La vérité du fait diffamatoire, mais seulement quand il est relatif
aux fonctions, pourra être établie par les voies ordinaires, dans le cas
d'imputations contre les corps constitués, les armées de terre, de mer
ou de l'air, les administrations publiques et contre toutes les personnes
énumérées dans l'article 31.
La vérité des imputations diffamatoires et injurieuses pourra être
également établie contre les directeurs ou administrateurs de toute
entreprise industrielle, commerciale ou financière, faisant publiquement
appel à l'épargne ou au crédit.
La vérité des faits diffamatoires peut toujours être prouvée, sauf
:
a) Lorsque l'imputation concerne la vie privée de la personne ;
b) Lorsque l'imputation se réfère à des faits qui remontent à plus
de dix années ;
c) Lorsque l'imputation se réfère à un fait constituant une
infraction amnistiée ou prescrite, ou qui a donné lieu à une
condamnation effacée par la réhabilitation ou la révision ;
Les deux alinéas a et b qui précèdent ne s'appliquent pas lorsque
les faits sont prévus et réprimés par les articles 222-23 à 222-32 et
227-22 à 227-27 du code pénal et ont été commis contre un mineur.

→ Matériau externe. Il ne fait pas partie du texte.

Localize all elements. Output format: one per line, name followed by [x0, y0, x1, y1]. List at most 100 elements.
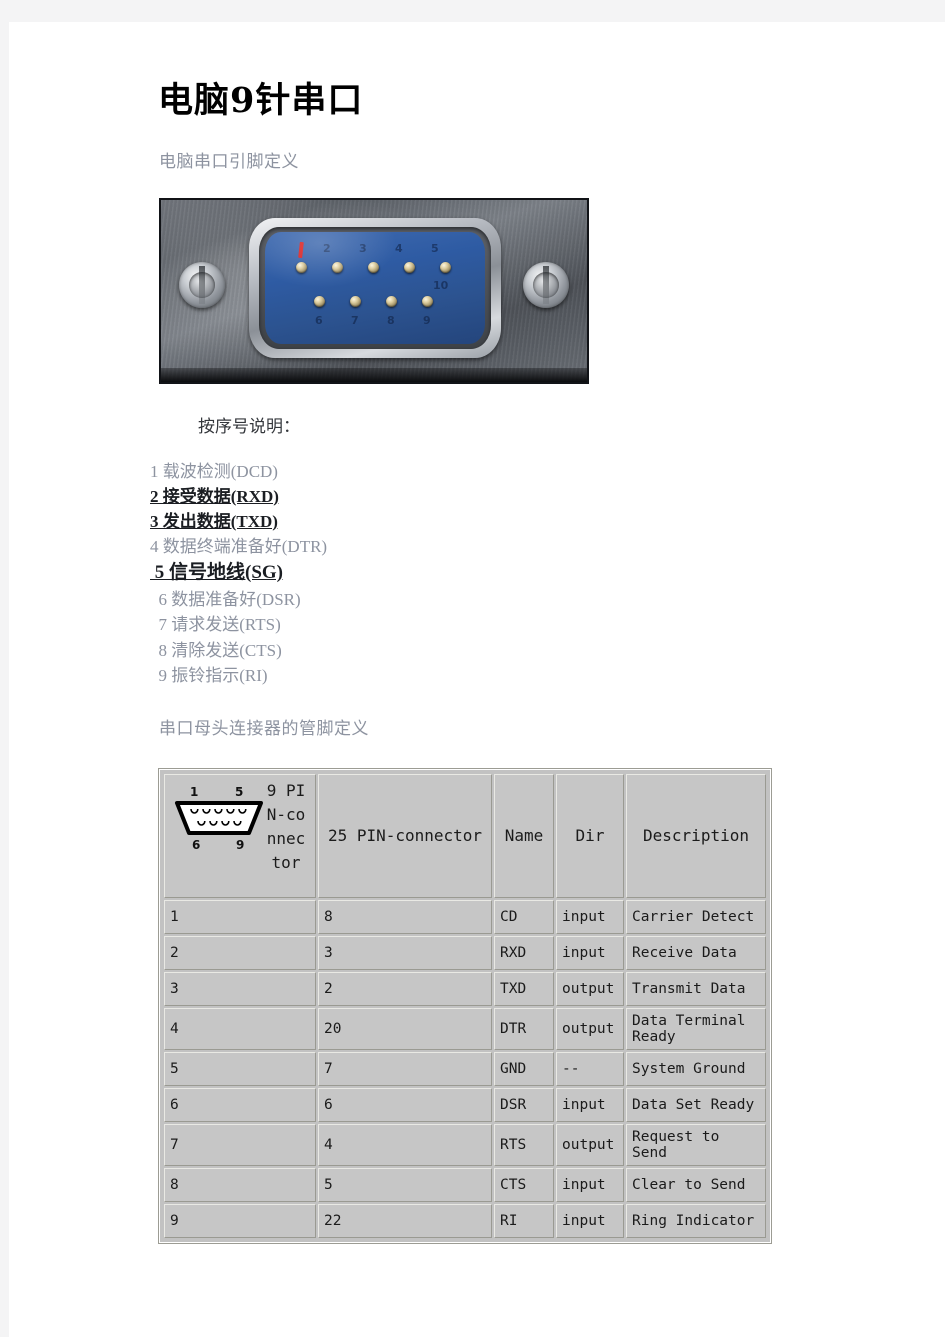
cell-25pin: 2 [318, 971, 492, 1006]
cell-description: Data Terminal Ready [626, 1007, 766, 1050]
photo-pin-4 [404, 261, 415, 273]
cell-name: RI [494, 1203, 554, 1238]
cell-description: Receive Data [626, 935, 766, 970]
cell-9pin: 7 [164, 1123, 316, 1166]
photo-pin-label-6: 6 [315, 313, 323, 327]
svg-text:5: 5 [235, 785, 243, 799]
photo-pin-3 [368, 261, 379, 273]
table-header-9pin-label: 9 PIN-connector [266, 780, 306, 872]
pin-list-item: 5 信号地线(SG) [150, 562, 284, 584]
table-header-row: 1 5 6 9 9 PIN-connector 25 PIN-connector… [164, 773, 766, 898]
cell-dir: output [556, 971, 624, 1006]
cell-25pin: 8 [318, 899, 492, 934]
pin-list-item: 9 振铃指示(RI) [150, 665, 268, 685]
cell-25pin: 7 [318, 1051, 492, 1086]
pinout-table-body: 1 8 CD input Carrier Detect 2 3 RXD inpu… [164, 899, 766, 1238]
table-row: 9 22 RI input Ring Indicator [164, 1203, 766, 1238]
cell-name: TXD [494, 971, 554, 1006]
photo-pin-label-7: 7 [351, 313, 359, 327]
cell-9pin: 1 [164, 899, 316, 934]
photo-pin-5 [440, 261, 451, 273]
photo-pin-7 [350, 295, 361, 307]
pin-list-item: 2 接受数据(RXD) [150, 486, 279, 506]
cell-9pin: 5 [164, 1051, 316, 1086]
pin-list-item: 3 发出数据(TXD) [150, 511, 278, 531]
screw-post-left-icon [179, 261, 225, 308]
section-label-pin-definition: 电脑串口引脚定义 [159, 151, 299, 171]
photo-pin-number-5: 5 [431, 241, 439, 255]
cell-name: RXD [494, 935, 554, 970]
cell-description: Data Set Ready [626, 1087, 766, 1122]
photo-pin-8 [386, 295, 397, 307]
cell-25pin: 3 [318, 935, 492, 970]
pin-list-item: 4 数据终端准备好(DTR) [150, 536, 328, 556]
cell-description: Ring Indicator [626, 1203, 766, 1238]
cell-9pin: 6 [164, 1087, 316, 1122]
pin-definition-list: 1 载波检测(DCD) 2 接受数据(RXD) 3 发出数据(TXD) 4 数据… [150, 459, 850, 688]
table-row: 2 3 RXD input Receive Data [164, 935, 766, 970]
table-row: 8 5 CTS input Clear to Send [164, 1167, 766, 1202]
document-page: 电脑9针串口 电脑串口引脚定义 2 3 4 5 10 6 7 8 9 按序号说明… [9, 22, 945, 1337]
cell-name: GND [494, 1051, 554, 1086]
cell-dir: input [556, 899, 624, 934]
cell-25pin: 4 [318, 1123, 492, 1166]
table-row: 7 4 RTS output Request to Send [164, 1123, 766, 1166]
photo-pin-6 [314, 295, 325, 307]
pin-list-item: 8 清除发送(CTS) [150, 640, 282, 660]
connector-shell: 2 3 4 5 10 6 7 8 9 [249, 217, 501, 358]
db9-connector-image: 2 3 4 5 10 6 7 8 9 [159, 197, 589, 384]
table-header-25pin: 25 PIN-connector [318, 773, 492, 898]
cell-9pin: 9 [164, 1203, 316, 1238]
pin-list-heading: 按序号说明： [198, 416, 300, 436]
table-row: 1 8 CD input Carrier Detect [164, 899, 766, 934]
pin-list-item: 6 数据准备好(DSR) [150, 590, 301, 610]
cell-9pin: 3 [164, 971, 316, 1006]
page-title: 电脑9针串口 [158, 80, 364, 121]
pin-list-item: 1 载波检测(DCD) [150, 461, 278, 481]
cell-9pin: 2 [164, 935, 316, 970]
serial-port-photo: 2 3 4 5 10 6 7 8 9 [159, 197, 589, 384]
cell-name: RTS [494, 1123, 554, 1166]
photo-pin-number-2: 2 [323, 241, 331, 255]
cell-25pin: 6 [318, 1087, 492, 1122]
cell-name: DTR [494, 1007, 554, 1050]
cell-9pin: 4 [164, 1007, 316, 1050]
table-header-description: Description [626, 773, 766, 898]
photo-pin-1 [296, 261, 307, 273]
cell-25pin: 22 [318, 1203, 492, 1238]
cell-dir: output [556, 1007, 624, 1050]
svg-text:9: 9 [236, 838, 244, 852]
screw-post-right-icon [523, 261, 569, 308]
cell-dir: input [556, 1203, 624, 1238]
photo-pin-9 [422, 295, 433, 307]
cell-name: CD [494, 899, 554, 934]
pinout-table-container: 1 5 6 9 9 PIN-connector 25 PIN-connector… [159, 768, 771, 1243]
cell-dir: input [556, 1167, 624, 1202]
cell-description: Transmit Data [626, 971, 766, 1006]
cell-description: Clear to Send [626, 1167, 766, 1202]
connector-blue-insert: 2 3 4 5 10 6 7 8 9 [265, 231, 485, 344]
photo-pin-label-9: 9 [423, 313, 431, 327]
table-row: 3 2 TXD output Transmit Data [164, 971, 766, 1006]
cell-dir: input [556, 935, 624, 970]
cell-dir: output [556, 1123, 624, 1166]
pinout-table: 1 5 6 9 9 PIN-connector 25 PIN-connector… [162, 771, 768, 1240]
photo-pin-2 [332, 261, 343, 273]
cell-dir: input [556, 1087, 624, 1122]
db9-socket-icon: 1 5 6 9 [173, 783, 269, 853]
cell-description: Carrier Detect [626, 899, 766, 934]
table-row: 4 20 DTR output Data Terminal Ready [164, 1007, 766, 1050]
connector-shell-inner: 2 3 4 5 10 6 7 8 9 [259, 226, 491, 349]
cell-description: System Ground [626, 1051, 766, 1086]
table-header-dir: Dir [556, 773, 624, 898]
svg-text:6: 6 [192, 838, 200, 852]
photo-pin-number-4: 4 [395, 241, 403, 255]
cell-25pin: 20 [318, 1007, 492, 1050]
cell-9pin: 8 [164, 1167, 316, 1202]
pin1-red-marker-icon [298, 241, 304, 258]
svg-text:1: 1 [190, 785, 198, 799]
document-content: 电脑9针串口 电脑串口引脚定义 2 3 4 5 10 6 7 8 9 按序号说明… [150, 80, 850, 1243]
table-row: 5 7 GND -- System Ground [164, 1051, 766, 1086]
section-label-female-connector: 串口母头连接器的管脚定义 [159, 718, 369, 738]
cell-dir: -- [556, 1051, 624, 1086]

Dans les cas prévus aux deux paragraphes précédents, la preuve
contraire est réservée. Si la preuve du fait diffamatoire est rapportée,
le prévenu sera renvoyé des fins de la plainte.
Dans toute autre circonstance et envers toute autre personne non
qualifiée, lorsque le fait imputé est l'objet de poursuites commencées
à la requête du ministère public, ou d'une plainte de la part du prévenu,
il sera, durant l'instruction qui devra avoir lieu, sursis à la poursuite
et au jugement du délit de diffamation.